In the case of posteriorly located large full-thickness defects, the ipsilateral latissimus dorsi muscle is at least partly included in the resection specimen. The free contralateral myocutaneous latissimus dorsi flap is a valuable option to achieve effective soft tissue coverage [ 5 ]. The deep inferior epigastric perforator flap and the tensor fascia lata flap are available alternatives. A partial or total resection of the ipsilateral latissimus dorsi muscle usually leaves generous stumps of its pedicle, which represent the optimal site for the anastomosis with the contralateral latissimus dorsi free flap, with a perfect match of diameter.

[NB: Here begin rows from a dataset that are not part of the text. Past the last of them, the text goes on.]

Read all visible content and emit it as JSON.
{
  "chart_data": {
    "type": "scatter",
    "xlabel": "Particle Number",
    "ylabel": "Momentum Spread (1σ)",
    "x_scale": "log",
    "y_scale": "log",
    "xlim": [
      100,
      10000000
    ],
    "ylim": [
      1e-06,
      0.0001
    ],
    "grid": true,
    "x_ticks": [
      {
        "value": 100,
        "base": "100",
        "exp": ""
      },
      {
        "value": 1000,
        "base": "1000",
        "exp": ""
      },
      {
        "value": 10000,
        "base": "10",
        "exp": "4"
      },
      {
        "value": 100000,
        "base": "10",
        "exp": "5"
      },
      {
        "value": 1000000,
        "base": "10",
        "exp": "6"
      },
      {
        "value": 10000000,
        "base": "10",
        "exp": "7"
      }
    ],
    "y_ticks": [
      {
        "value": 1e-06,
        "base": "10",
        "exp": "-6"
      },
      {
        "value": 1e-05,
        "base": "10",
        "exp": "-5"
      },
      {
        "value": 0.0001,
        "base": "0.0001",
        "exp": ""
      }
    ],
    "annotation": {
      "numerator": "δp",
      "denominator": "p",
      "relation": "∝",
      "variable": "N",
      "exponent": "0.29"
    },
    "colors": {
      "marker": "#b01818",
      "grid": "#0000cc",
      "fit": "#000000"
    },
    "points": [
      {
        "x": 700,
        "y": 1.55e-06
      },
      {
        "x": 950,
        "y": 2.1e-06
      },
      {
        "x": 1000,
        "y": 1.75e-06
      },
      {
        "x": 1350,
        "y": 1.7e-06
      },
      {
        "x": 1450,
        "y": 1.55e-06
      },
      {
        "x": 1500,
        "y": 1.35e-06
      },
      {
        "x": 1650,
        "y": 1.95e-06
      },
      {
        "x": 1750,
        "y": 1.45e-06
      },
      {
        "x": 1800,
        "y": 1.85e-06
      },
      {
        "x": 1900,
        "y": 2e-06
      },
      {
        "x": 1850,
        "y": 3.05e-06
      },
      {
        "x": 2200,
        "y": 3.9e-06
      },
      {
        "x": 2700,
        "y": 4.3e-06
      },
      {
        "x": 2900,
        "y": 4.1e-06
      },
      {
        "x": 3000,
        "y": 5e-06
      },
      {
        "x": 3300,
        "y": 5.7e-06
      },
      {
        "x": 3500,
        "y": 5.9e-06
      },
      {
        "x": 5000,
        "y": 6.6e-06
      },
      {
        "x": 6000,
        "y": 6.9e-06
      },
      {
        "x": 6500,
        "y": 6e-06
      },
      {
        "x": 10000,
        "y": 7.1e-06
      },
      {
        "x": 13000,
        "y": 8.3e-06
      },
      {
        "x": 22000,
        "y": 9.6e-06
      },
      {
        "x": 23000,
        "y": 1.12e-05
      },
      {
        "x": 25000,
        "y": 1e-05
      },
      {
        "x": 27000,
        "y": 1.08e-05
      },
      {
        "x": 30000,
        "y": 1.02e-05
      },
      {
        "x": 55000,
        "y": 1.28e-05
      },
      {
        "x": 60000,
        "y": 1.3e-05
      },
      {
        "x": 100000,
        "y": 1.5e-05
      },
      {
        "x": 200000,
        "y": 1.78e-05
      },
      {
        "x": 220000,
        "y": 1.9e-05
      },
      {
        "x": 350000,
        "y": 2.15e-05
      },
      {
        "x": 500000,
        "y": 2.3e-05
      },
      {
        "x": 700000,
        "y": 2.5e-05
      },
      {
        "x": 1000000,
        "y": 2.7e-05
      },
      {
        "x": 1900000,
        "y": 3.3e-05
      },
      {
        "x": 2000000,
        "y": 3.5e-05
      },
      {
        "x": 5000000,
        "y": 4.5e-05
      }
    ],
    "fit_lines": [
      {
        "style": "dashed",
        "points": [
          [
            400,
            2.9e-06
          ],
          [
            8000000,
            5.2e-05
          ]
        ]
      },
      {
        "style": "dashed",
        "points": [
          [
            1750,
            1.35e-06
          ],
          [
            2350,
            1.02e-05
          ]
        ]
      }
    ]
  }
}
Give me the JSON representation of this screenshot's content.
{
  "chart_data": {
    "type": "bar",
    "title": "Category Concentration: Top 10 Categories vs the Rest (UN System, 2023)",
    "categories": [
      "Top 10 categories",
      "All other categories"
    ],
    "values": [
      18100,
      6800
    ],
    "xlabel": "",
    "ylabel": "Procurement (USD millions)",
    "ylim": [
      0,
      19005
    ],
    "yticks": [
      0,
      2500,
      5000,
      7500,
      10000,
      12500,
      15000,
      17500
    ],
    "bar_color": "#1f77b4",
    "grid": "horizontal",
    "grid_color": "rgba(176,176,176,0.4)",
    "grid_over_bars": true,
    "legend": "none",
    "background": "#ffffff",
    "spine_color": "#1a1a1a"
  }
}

With its dimensions averaging 35 × 20 cm, the latissimus dorsi muscle is the largest muscle of the body. In case of exceptionally wide resections, the latissimus dorsi flap may be insufficient. A second flap transposition is then required to cover the entire defect. Instead of harvesting another flap from an additional donor site, the use of a combined flap appears as the most suitable alternative. Both latissimus dorsi and serratus anterior muscles are vascularized by the thoracodorsal pedicle and can be harvested together as a generous combined myocutaneous flap on a unique vascular pedicle. In our case, this original crossover combined free flap ensured a sustainable and effective coverage after extended full-thickness posterior chest wall resection.
Conflict of interest: none declared.